Chaired by the former U.S. First Lady, Eleanor Roosevelt, the commission to promote human rights was formed in the aftermath of World War II (with the words “never again”) and for 60 years, today, its preamble and 30 articles have set forth the human rights and fundamental freedoms to which all people, everywhere, are entitled.

During these years the Declaration has become an incredibly powerful tool for those of us seeking to deter governments (and individuals) from violating the rights and freedoms of their people. Respected among many countries as part of customary international law, it has, along with the UN Charter, provided the UN with the moral and the (crucial) legal basis for actions against violators of human rights. As a result the vision that all people are equal, that all people are entitled to the same rights and that no one has the authority to deny any person these rights, has been spread to all corners of the world (with the help of hoards of activists, “ordinary Joes” and diplomats) and influenced individuals to stand up for humanity and fight the unjust. 

slaveryOne remarkable example of the Declaration’s impressive influence is the abolishment of child marriages and female genital mutilation in more than three thousand Senegalese villages following a two-year course in human rights and democracy. The purpose of the course was to give the population the tools and knowledge they need to create the change they seek, the abolition of the two customs was not a part of the program. Rather the decision came as a result of the villagers’ own reasoning and their realization of the human rights. (I myself believe there are few people who, if they truly understand these rights, would disagree with them)

Two other significant achievements are the ban on torture, which was adopted as an international convention in 1972, and the European Convention on Human Rights, which made articles from the Declaration part of national law in several European countries.

However, despite these great achievements (and great they are!) human rights violations are all too common, even in countries as prominent as the U.S. (abduction and torture to name two). Furthermore three billion people (almost half of humanity) are denied the basic human rights (such as the right to food and clean water). In the words of UN Secretary General Ban Ki-moon,”The challenges we face today are as daunting as those confronting the Declaration’s drafters”. 

This day should serve as a reminder of the difficulties we still face and keep us, who are spared (at least for now) from the most devastating effects of disaster, poverty and instability, from turning a blind eye to human rights abuses.

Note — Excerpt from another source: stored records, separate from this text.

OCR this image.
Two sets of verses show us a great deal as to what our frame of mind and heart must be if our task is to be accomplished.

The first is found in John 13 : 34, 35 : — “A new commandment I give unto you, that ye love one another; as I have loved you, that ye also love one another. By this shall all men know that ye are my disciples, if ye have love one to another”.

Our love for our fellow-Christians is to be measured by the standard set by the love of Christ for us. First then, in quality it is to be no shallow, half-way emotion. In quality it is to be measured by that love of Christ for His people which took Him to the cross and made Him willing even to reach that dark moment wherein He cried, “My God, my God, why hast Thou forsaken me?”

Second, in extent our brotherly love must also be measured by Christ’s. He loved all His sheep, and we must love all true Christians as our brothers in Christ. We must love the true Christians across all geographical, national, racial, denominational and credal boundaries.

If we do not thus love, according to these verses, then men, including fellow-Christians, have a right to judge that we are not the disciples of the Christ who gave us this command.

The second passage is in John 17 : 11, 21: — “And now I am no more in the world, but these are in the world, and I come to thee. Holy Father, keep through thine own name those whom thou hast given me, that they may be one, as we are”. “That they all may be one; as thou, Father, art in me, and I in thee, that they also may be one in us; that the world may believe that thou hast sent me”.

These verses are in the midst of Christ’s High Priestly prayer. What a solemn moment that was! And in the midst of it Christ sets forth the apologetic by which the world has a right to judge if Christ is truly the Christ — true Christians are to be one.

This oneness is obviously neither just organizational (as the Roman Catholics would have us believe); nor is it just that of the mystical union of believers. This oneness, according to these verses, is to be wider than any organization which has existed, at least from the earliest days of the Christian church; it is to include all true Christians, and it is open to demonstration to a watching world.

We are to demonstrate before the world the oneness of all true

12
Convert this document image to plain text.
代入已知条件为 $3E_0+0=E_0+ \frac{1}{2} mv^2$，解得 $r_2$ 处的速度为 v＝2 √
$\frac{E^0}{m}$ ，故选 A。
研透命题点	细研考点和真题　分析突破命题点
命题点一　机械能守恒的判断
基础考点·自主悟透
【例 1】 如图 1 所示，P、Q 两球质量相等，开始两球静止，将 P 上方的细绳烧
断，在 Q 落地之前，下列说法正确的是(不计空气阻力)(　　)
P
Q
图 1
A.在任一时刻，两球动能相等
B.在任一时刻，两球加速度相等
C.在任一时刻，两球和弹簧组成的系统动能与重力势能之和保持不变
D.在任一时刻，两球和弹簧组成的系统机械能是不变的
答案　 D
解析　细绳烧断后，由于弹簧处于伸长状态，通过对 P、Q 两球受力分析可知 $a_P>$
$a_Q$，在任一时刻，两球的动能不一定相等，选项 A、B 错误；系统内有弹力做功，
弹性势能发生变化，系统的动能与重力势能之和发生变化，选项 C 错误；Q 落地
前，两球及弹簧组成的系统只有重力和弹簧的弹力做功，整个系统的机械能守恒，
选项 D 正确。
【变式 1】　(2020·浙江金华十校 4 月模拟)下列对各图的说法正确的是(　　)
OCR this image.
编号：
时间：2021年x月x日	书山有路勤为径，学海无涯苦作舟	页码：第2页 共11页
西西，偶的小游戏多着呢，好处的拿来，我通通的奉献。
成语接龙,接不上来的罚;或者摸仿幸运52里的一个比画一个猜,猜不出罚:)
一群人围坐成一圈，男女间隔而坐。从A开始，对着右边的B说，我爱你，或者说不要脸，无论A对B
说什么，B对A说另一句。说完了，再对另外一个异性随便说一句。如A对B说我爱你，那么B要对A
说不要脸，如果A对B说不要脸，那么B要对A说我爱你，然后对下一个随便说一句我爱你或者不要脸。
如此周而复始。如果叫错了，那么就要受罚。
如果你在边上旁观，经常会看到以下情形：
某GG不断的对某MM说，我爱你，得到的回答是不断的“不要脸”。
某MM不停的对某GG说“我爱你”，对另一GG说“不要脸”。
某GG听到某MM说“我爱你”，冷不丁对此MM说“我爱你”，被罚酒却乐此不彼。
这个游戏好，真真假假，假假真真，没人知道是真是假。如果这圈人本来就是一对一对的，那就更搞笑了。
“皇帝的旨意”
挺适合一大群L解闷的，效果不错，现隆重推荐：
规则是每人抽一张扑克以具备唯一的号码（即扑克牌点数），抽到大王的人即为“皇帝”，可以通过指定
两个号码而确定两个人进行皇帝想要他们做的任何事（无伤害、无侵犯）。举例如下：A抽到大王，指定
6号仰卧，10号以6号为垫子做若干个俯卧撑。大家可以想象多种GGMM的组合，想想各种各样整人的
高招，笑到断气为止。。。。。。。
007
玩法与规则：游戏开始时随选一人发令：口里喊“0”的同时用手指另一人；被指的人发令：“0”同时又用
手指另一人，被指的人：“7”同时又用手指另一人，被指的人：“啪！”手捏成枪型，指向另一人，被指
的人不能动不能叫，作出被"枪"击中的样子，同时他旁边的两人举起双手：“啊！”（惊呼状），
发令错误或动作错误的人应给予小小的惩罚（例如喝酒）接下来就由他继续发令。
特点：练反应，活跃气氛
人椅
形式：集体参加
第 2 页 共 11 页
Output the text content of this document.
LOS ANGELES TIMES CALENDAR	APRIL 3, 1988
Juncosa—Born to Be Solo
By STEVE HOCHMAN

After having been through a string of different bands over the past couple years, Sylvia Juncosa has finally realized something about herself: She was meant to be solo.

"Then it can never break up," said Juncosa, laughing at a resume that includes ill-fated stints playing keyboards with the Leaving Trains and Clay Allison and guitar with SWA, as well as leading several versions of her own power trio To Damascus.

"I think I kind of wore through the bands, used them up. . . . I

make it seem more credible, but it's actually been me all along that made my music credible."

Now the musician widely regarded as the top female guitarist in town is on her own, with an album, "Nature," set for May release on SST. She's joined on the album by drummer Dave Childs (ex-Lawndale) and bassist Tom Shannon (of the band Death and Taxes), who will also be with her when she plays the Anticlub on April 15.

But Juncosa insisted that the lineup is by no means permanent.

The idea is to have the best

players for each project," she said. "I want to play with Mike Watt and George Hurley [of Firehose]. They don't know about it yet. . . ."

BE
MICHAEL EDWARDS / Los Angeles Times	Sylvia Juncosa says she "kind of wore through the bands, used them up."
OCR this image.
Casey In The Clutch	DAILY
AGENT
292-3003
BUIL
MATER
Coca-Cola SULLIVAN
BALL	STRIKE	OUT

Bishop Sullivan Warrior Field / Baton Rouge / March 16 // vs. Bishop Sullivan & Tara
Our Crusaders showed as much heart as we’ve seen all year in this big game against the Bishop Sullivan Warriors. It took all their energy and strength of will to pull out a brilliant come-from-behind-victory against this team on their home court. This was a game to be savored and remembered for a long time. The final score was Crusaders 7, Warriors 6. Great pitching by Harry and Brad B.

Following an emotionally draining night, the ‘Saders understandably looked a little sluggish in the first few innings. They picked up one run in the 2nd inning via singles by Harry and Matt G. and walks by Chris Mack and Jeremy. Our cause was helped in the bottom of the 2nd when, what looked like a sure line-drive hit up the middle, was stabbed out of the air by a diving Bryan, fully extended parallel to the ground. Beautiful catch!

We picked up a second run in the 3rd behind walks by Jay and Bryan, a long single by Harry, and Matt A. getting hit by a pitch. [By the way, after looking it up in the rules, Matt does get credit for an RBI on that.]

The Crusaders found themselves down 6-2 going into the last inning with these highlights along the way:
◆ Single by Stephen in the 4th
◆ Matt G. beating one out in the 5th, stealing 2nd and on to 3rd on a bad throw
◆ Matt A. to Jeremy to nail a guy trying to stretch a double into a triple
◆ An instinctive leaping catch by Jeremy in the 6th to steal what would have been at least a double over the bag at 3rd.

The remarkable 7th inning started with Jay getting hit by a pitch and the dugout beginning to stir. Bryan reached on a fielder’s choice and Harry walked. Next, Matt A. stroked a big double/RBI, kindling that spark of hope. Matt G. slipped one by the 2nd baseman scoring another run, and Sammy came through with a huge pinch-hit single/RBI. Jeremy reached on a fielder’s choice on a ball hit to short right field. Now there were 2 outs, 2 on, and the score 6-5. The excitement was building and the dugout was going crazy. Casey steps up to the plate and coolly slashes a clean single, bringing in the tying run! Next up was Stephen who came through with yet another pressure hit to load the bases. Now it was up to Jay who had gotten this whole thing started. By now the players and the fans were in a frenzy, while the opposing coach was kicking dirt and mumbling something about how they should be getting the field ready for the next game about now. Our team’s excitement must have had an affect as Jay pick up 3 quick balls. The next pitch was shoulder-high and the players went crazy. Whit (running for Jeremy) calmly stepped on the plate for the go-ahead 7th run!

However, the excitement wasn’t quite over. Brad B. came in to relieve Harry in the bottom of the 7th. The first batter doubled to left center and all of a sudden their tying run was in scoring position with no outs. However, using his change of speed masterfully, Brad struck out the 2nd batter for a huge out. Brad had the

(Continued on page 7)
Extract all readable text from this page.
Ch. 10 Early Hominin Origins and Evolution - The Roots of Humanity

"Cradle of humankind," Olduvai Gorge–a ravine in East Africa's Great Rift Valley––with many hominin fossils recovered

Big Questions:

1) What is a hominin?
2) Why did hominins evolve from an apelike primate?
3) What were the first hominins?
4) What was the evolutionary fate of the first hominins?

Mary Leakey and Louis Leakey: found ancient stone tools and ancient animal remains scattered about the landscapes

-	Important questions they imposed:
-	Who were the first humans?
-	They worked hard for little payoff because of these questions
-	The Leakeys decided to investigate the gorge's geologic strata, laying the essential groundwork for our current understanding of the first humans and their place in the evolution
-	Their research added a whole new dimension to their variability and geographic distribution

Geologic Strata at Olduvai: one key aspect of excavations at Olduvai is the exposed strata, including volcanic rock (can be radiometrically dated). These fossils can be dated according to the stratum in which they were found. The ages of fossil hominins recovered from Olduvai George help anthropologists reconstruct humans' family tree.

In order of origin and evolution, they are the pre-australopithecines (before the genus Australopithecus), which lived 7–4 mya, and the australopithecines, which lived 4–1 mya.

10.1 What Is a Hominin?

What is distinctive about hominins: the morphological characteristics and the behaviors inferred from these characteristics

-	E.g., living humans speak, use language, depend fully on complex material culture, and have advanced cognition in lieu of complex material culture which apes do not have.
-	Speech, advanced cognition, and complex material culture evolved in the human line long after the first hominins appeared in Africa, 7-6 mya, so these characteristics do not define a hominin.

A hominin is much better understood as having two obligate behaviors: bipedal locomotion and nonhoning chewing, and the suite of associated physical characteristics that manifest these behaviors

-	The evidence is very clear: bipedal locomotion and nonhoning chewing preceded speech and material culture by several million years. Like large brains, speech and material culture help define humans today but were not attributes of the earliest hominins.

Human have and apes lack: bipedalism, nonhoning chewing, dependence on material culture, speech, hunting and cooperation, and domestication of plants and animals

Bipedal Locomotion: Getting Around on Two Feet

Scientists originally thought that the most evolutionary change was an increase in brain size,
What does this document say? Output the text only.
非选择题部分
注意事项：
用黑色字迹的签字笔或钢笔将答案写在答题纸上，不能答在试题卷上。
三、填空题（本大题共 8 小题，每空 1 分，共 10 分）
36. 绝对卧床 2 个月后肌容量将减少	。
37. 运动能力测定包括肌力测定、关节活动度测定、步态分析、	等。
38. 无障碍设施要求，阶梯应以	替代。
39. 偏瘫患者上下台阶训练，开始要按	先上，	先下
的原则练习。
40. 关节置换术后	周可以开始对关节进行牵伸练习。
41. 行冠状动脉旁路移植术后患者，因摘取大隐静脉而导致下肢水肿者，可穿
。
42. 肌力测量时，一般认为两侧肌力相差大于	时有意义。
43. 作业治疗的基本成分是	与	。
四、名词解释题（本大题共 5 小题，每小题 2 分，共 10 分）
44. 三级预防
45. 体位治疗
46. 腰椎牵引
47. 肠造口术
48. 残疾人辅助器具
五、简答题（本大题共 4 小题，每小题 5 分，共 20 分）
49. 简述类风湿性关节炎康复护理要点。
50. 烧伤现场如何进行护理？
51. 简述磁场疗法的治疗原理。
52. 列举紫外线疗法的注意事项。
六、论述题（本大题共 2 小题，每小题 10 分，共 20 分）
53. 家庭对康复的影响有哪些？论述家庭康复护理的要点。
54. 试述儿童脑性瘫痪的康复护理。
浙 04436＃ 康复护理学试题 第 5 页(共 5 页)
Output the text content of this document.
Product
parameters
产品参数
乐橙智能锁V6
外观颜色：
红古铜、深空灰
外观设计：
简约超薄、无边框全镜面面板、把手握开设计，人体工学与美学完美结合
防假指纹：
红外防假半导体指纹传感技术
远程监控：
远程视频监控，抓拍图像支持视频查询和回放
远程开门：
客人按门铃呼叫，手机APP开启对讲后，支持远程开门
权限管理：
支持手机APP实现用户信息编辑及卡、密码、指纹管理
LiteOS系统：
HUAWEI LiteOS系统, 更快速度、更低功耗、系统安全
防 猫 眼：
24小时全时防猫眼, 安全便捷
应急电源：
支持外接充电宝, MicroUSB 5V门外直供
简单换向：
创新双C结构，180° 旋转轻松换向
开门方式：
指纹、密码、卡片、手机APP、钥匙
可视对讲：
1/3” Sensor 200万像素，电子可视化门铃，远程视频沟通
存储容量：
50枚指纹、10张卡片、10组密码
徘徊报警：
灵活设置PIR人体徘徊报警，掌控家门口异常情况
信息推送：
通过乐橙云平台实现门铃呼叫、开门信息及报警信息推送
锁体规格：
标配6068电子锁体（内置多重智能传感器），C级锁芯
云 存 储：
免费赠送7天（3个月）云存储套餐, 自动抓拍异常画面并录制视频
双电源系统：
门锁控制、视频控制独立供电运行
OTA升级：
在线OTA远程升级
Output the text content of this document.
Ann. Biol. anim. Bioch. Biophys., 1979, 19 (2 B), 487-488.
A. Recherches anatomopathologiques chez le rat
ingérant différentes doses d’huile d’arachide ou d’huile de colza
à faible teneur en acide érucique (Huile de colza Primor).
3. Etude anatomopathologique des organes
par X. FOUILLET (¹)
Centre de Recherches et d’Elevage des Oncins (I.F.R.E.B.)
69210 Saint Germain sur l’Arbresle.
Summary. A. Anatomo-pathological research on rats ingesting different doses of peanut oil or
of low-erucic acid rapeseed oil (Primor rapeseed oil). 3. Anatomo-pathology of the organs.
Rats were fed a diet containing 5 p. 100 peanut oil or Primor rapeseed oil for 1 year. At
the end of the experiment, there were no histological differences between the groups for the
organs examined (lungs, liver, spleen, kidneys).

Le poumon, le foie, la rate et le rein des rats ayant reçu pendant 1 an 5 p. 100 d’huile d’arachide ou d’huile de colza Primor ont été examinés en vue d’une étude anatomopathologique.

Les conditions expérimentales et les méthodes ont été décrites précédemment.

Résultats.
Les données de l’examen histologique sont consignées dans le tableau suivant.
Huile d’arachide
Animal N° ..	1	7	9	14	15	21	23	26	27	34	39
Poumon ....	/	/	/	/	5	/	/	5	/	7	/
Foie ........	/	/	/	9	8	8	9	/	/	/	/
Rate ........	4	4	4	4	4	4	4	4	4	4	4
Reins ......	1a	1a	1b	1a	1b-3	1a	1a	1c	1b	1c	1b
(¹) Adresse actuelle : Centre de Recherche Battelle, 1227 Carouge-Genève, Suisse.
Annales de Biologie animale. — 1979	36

“On this Human Rights Day, it is my hope that we will all act on our collective responsibility to uphold the rights enshrined in the Universal Declaration. We can only honour the towering vision of that inspiring document when its principles are fully applied everywhere, for everyone.” – U.N. Secretary-General Ban Ki-moon 

On the 60th anniversary of this declaration we should be grateful for the accomplishments we have made and that  the hard work of so many people has pushed the global society towards a more just and equal future. I am confident that the world will continue along the path toward global justice and equality (for one thing president-elect Barack Obama has taken on the task to end U.S. torture and close Guantanamo Bay). These years have proven that humanity, when willing, is capable of remarkable deeds and has the tools to spread equality even further. 


— Kajsa, Admin Future for America 


~ by politicsoftomorrow on December 10, 2008.

One Response to “Sixty Years Ago Today”

  1. A very impressiv blog (once again). Hopefully Obama will be able to close down Guantanomo and send a clear message that the most powerful nation take Human Rights seriosly and not only when it suits their interests.